The Haldane Capital Project will break ground on June 16, 2026. By the start of the 2026-2027 school year, the eastern stairwell of the High School will be gone, dismantled under the oversight of The Palombo Group, the Newburgh and Poughkeepsie-based construction group that specializes in Capital Projects and is the main contractor of the development.
The construction was approved on November 19, 2024 by members of the Haldane community. According to High School Principal Julia Sniffen, it will bring some much-needed changes to the high school. The changes include a new student center, security vestibule, STEAM (Science, Technology, Engineering, Art, and Math) innovation lab, woodshop, art classroom, and student support center.
The first phase of the project, which is set to finish in December of 2027, includes all of the aforementioned infrastructure changes and will leave a large portion of the eastern hill and wing of the high school inaccessible to students. “If you’ve ever lived through a construction project at your house, you know, redoing kitchens or bedrooms or bathrooms, you kind of have to pivot a little bit in terms of what it is that you do,” Sniffen said, referring to the impact of the construction on students and staff. While construction is ongoing, students and staff will have to deal with the loss of lockers, different paths to the Mabel Merritt building, and altered driving patterns to accommodate the construction ; however, the classrooms on the eastern side of the building will not be affected directly.
Sniffen said that during the school year, construction will mostly be contained to a time period from around 3 p.m. to the noise ordinance of 9 p.m. During the school day, construction must be kept under 60 decibels according to section 155.5 of the rules and regulations of the New York State Education Department. “As a community, we have to make sure that we’re on top of the construction. We’re paying attention to what’s going on. We’re making sure things are getting done the way we would expect them to get done. And that’s going to take oversight,” Sniffen said.
Once the dust settles and the project is complete, the Mabel Merritt Building will be eliminated as an instructional space. The new classrooms created will be used by the teachers who currently teach classes in the Mabel Merritt Building.
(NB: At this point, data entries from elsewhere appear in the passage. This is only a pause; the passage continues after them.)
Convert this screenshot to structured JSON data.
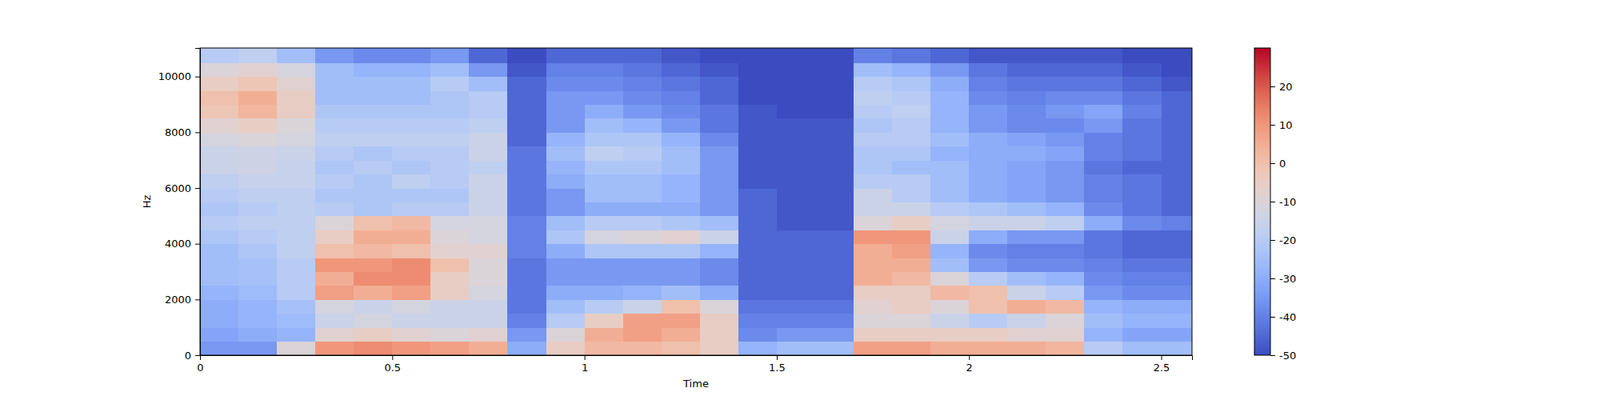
{
  "chart_data": {
    "type": "heatmap",
    "x_label": "Time",
    "y_label": "Hz",
    "xlim": [
      0,
      2.58
    ],
    "ylim": [
      0,
      11025
    ],
    "xticks": [
      0,
      0.5,
      1,
      1.5,
      2,
      2.5
    ],
    "yticks": [
      0,
      2000,
      4000,
      6000,
      8000,
      10000
    ],
    "x_bins": [
      0,
      0.1,
      0.2,
      0.3,
      0.4,
      0.5,
      0.6,
      0.7,
      0.8,
      0.9,
      1,
      1.1,
      1.2,
      1.3,
      1.4,
      1.5,
      1.6,
      1.7,
      1.8,
      1.9,
      2,
      2.1,
      2.2,
      2.3,
      2.4,
      2.5,
      2.58
    ],
    "y_bins": [
      0,
      500,
      1000,
      1500,
      2000,
      2500,
      3000,
      3500,
      4000,
      4500,
      5000,
      5500,
      6000,
      6500,
      7000,
      7500,
      8000,
      8500,
      9000,
      9500,
      10000,
      10500,
      11025
    ],
    "values": [
      [
        -35,
        -32,
        -30,
        -30,
        -28,
        -25,
        -25,
        -25,
        -22,
        -20,
        -22,
        -20,
        -18,
        -15,
        -15,
        -12,
        -8,
        -2,
        0,
        -5,
        -10,
        -20
      ],
      [
        -35,
        -30,
        -28,
        -28,
        -26,
        -24,
        -24,
        -22,
        -20,
        -18,
        -20,
        -18,
        -16,
        -14,
        -14,
        -10,
        -5,
        3,
        5,
        -2,
        -8,
        -18
      ],
      [
        -10,
        -28,
        -26,
        -24,
        -20,
        -20,
        -20,
        -18,
        -18,
        -18,
        -18,
        -18,
        -16,
        -16,
        -15,
        -12,
        -10,
        -5,
        -5,
        -8,
        -12,
        -25
      ],
      [
        10,
        -8,
        -15,
        -12,
        8,
        5,
        10,
        0,
        -5,
        -10,
        -20,
        -22,
        -20,
        -22,
        -20,
        -18,
        -20,
        -22,
        -25,
        -25,
        -25,
        -35
      ],
      [
        12,
        -5,
        -12,
        -15,
        5,
        12,
        10,
        2,
        5,
        0,
        -22,
        -22,
        -22,
        -20,
        -22,
        -18,
        -20,
        -22,
        -25,
        -25,
        -28,
        -38
      ],
      [
        10,
        -8,
        -15,
        -12,
        8,
        12,
        12,
        0,
        5,
        2,
        -20,
        -22,
        -18,
        -22,
        -20,
        -18,
        -20,
        -22,
        -25,
        -25,
        -28,
        -38
      ],
      [
        8,
        -10,
        -15,
        -15,
        -5,
        -5,
        0,
        -8,
        -10,
        -12,
        -20,
        -22,
        -20,
        -20,
        -20,
        -18,
        -20,
        -22,
        -22,
        -20,
        -25,
        -35
      ],
      [
        5,
        -8,
        -15,
        -15,
        -12,
        -10,
        -10,
        -8,
        -12,
        -12,
        -15,
        -15,
        -15,
        -18,
        -15,
        -15,
        -18,
        -20,
        -20,
        -25,
        -35,
        -45
      ],
      [
        -30,
        -35,
        -40,
        -42,
        -42,
        -42,
        -42,
        -40,
        -40,
        -40,
        -42,
        -42,
        -42,
        -42,
        -42,
        -45,
        -45,
        -45,
        -45,
        -45,
        -48,
        -50
      ],
      [
        -5,
        -10,
        -20,
        -25,
        -30,
        -35,
        -35,
        -30,
        -22,
        -25,
        -35,
        -35,
        -30,
        -28,
        -25,
        -28,
        -35,
        -35,
        -35,
        -38,
        -40,
        -45
      ],
      [
        2,
        5,
        -5,
        -20,
        -30,
        -35,
        -35,
        -22,
        -12,
        -20,
        -30,
        -25,
        -25,
        -22,
        -18,
        -22,
        -25,
        -30,
        -35,
        -38,
        -40,
        -45
      ],
      [
        2,
        8,
        8,
        -15,
        -28,
        -35,
        -35,
        -22,
        -10,
        -20,
        -30,
        -25,
        -25,
        -22,
        -20,
        -22,
        -28,
        -35,
        -38,
        -40,
        -42,
        -45
      ],
      [
        0,
        5,
        8,
        0,
        -25,
        -35,
        -35,
        -22,
        -8,
        -22,
        -30,
        -28,
        -28,
        -25,
        -25,
        -28,
        -35,
        -38,
        -40,
        -42,
        -45,
        -48
      ],
      [
        -5,
        -5,
        -5,
        -10,
        -30,
        -38,
        -38,
        -28,
        -15,
        -25,
        -35,
        -35,
        -35,
        -35,
        -35,
        -38,
        -42,
        -42,
        -45,
        -45,
        -48,
        -50
      ],
      [
        -28,
        -38,
        -40,
        -42,
        -45,
        -45,
        -45,
        -45,
        -45,
        -45,
        -45,
        -45,
        -48,
        -48,
        -48,
        -48,
        -48,
        -48,
        -50,
        -50,
        -50,
        -50
      ],
      [
        -25,
        -35,
        -40,
        -42,
        -45,
        -45,
        -45,
        -45,
        -45,
        -48,
        -48,
        -48,
        -48,
        -48,
        -48,
        -48,
        -48,
        -50,
        -50,
        -50,
        -50,
        -50
      ],
      [
        -25,
        -35,
        -40,
        -42,
        -45,
        -45,
        -45,
        -45,
        -45,
        -48,
        -48,
        -48,
        -48,
        -48,
        -48,
        -48,
        -48,
        -50,
        -50,
        -50,
        -50,
        -50
      ],
      [
        8,
        -5,
        -10,
        -8,
        -5,
        5,
        5,
        5,
        10,
        -10,
        -15,
        -15,
        -20,
        -22,
        -22,
        -20,
        -22,
        -20,
        -18,
        -20,
        -25,
        -40
      ],
      [
        8,
        -5,
        -10,
        -5,
        -5,
        2,
        5,
        8,
        10,
        -5,
        -15,
        -20,
        -20,
        -25,
        -22,
        -20,
        -20,
        -18,
        -20,
        -22,
        -28,
        -42
      ],
      [
        5,
        -5,
        -15,
        -10,
        2,
        -10,
        -25,
        -28,
        -15,
        -12,
        -20,
        -25,
        -25,
        -25,
        -28,
        -25,
        -28,
        -28,
        -28,
        -30,
        -35,
        -45
      ],
      [
        5,
        -5,
        -20,
        0,
        0,
        -20,
        -35,
        -38,
        -30,
        -15,
        -22,
        -30,
        -30,
        -30,
        -30,
        -30,
        -35,
        -35,
        -38,
        -40,
        -42,
        -48
      ],
      [
        5,
        -8,
        -15,
        5,
        -15,
        -25,
        -38,
        -40,
        -35,
        -15,
        -25,
        -32,
        -32,
        -32,
        -30,
        -32,
        -38,
        -38,
        -40,
        -42,
        -45,
        -48
      ],
      [
        3,
        -8,
        -10,
        2,
        -20,
        -28,
        -38,
        -40,
        -35,
        -18,
        -28,
        -35,
        -35,
        -35,
        -32,
        -35,
        -38,
        -35,
        -38,
        -42,
        -45,
        -48
      ],
      [
        -20,
        -28,
        -25,
        -28,
        -35,
        -38,
        -40,
        -42,
        -42,
        -30,
        -38,
        -40,
        -40,
        -42,
        -40,
        -40,
        -35,
        -32,
        -38,
        -42,
        -45,
        -48
      ],
      [
        -25,
        -32,
        -28,
        -30,
        -38,
        -40,
        -42,
        -45,
        -45,
        -38,
        -42,
        -42,
        -42,
        -45,
        -42,
        -42,
        -42,
        -40,
        -42,
        -45,
        -48,
        -50
      ],
      [
        -25,
        -32,
        -28,
        -30,
        -38,
        -40,
        -42,
        -45,
        -45,
        -40,
        -45,
        -45,
        -45,
        -45,
        -45,
        -45,
        -45,
        -45,
        -45,
        -48,
        -50,
        -50
      ]
    ],
    "colorbar": {
      "range": [
        -50,
        30
      ],
      "ticks": [
        -50,
        -40,
        -30,
        -20,
        -10,
        0,
        10,
        20
      ]
    }
  }
}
French teacher Amy Hopkin, who teaches on the first floor of the Mabel Merritt Building, appreciates how the Mabel Merritt can be “a little calmer than the hustle and bustle of the main high school,” but she feels it can also be too disconnected. The Mabel Merritt’s out-of-the-way location can sometimes lead to miscommunication between the main building and the instructors who teach outside of it. “A lot of communication happens face to face, and being in the Mabel Merritt, I’m not always in the know,” Hopkin said. Another problem she referenced was the support pillars that stand in the middle of most classrooms in the Mabel Merritt, blocking students’ view during class times.
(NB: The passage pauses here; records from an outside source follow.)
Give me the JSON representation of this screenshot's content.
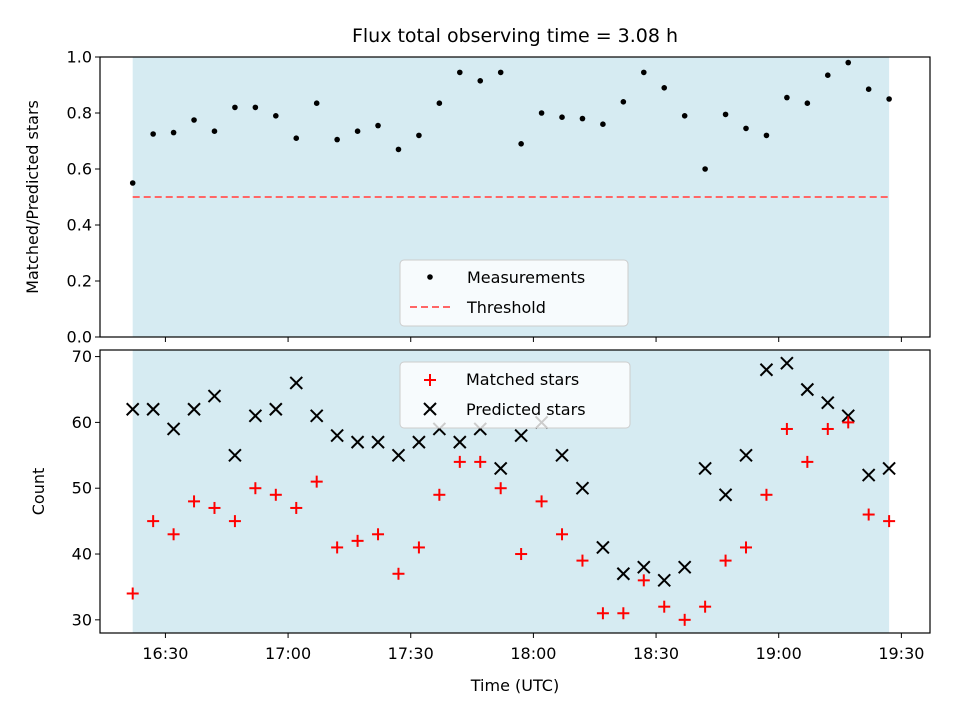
{
  "chart_data": {
    "type": "scatter",
    "title": "Flux total observing time = 3.08 h",
    "xlabel": "Time (UTC)",
    "x_ticks": [
      "16:30",
      "17:00",
      "17:30",
      "18:00",
      "18:30",
      "19:00",
      "19:30"
    ],
    "x": [
      "16:22",
      "16:27",
      "16:32",
      "16:37",
      "16:42",
      "16:47",
      "16:52",
      "16:57",
      "17:02",
      "17:07",
      "17:12",
      "17:17",
      "17:22",
      "17:27",
      "17:32",
      "17:37",
      "17:42",
      "17:47",
      "17:52",
      "17:57",
      "18:02",
      "18:07",
      "18:12",
      "18:17",
      "18:22",
      "18:27",
      "18:32",
      "18:37",
      "18:42",
      "18:47",
      "18:52",
      "18:57",
      "19:02",
      "19:07",
      "19:12",
      "19:17",
      "19:22",
      "19:27"
    ],
    "xlim": [
      "16:14",
      "19:37"
    ],
    "observing_span": [
      "16:22",
      "19:27"
    ],
    "top_panel": {
      "ylabel": "Matched/Predicted stars",
      "ylim": [
        0,
        1.0
      ],
      "yticks": [
        "0.0",
        "0.2",
        "0.4",
        "0.6",
        "0.8",
        "1.0"
      ],
      "threshold": 0.5,
      "series": [
        {
          "name": "Measurements",
          "color": "#000000",
          "marker": "dot",
          "values": [
            0.55,
            0.725,
            0.73,
            0.775,
            0.735,
            0.82,
            0.82,
            0.79,
            0.71,
            0.835,
            0.705,
            0.735,
            0.755,
            0.67,
            0.72,
            0.835,
            0.945,
            0.915,
            0.945,
            0.69,
            0.8,
            0.785,
            0.78,
            0.76,
            0.84,
            0.945,
            0.89,
            0.79,
            0.6,
            0.795,
            0.745,
            0.72,
            0.855,
            0.835,
            0.935,
            0.98,
            0.885,
            0.85
          ]
        }
      ],
      "threshold_label": "Threshold",
      "threshold_color": "#ff6666"
    },
    "bottom_panel": {
      "ylabel": "Count",
      "ylim": [
        28,
        71
      ],
      "yticks": [
        "30",
        "40",
        "50",
        "60",
        "70"
      ],
      "series": [
        {
          "name": "Matched stars",
          "color": "#ff0000",
          "marker": "plus",
          "values": [
            34,
            45,
            43,
            48,
            47,
            45,
            50,
            49,
            47,
            51,
            41,
            42,
            43,
            37,
            41,
            49,
            54,
            54,
            50,
            40,
            48,
            43,
            39,
            31,
            31,
            36,
            32,
            30,
            32,
            39,
            41,
            49,
            59,
            54,
            59,
            60,
            46,
            45
          ]
        },
        {
          "name": "Predicted stars",
          "color": "#000000",
          "marker": "x",
          "values": [
            62,
            62,
            59,
            62,
            64,
            55,
            61,
            62,
            66,
            61,
            58,
            57,
            57,
            55,
            57,
            59,
            57,
            59,
            53,
            58,
            60,
            55,
            50,
            41,
            37,
            38,
            36,
            38,
            53,
            49,
            55,
            68,
            69,
            65,
            63,
            61,
            52,
            53
          ]
        }
      ]
    },
    "span_color": "#add8e6",
    "grid": false,
    "legend_placement": "lower-center (top), upper-center (bottom)"
  }
}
The problems with the Mabel Merritt building go beyond communication and columns. According to Sniffen, handicap accessibility is an issue for classrooms on the second floor of the building. “We have students on crutches…[and] in all kinds of situations that prevent them from being able to go to class, so that clearly is a concern,” Sniffen said.
One such student is junior Griffin Lucca, who, following an injury that damaged his meniscus, was confined to the use of crutches for mobility while he recovered. Because the second floor of the Mabel Merritt Building is only accessible through a narrow stairwell, injured students like Lucca cannot make it to the Spanish classrooms in that part of the school. As a result, Lucca had to attend class virtually while sitting in the hallways of the Main building. “[Virtual Spanish] definitely made it more difficult as I was forced to try and focus while being in the hallway or the loud office making it hard to pay attention, I also wasn’t able to complete certain assignments, like quizzes for example, during class so I had more work to catch up on, and I also missed out on being able to ask friends for help or easily get help on specific questions,” said Lucca.
Problems like Lucca’s will be helped by the project’s completion. For Principal Sniffen, the goal is to ensure that happens according to plan. “It matters to me a lot that it’s done right. And it’s done the way we intended to be done,” Sniffen said.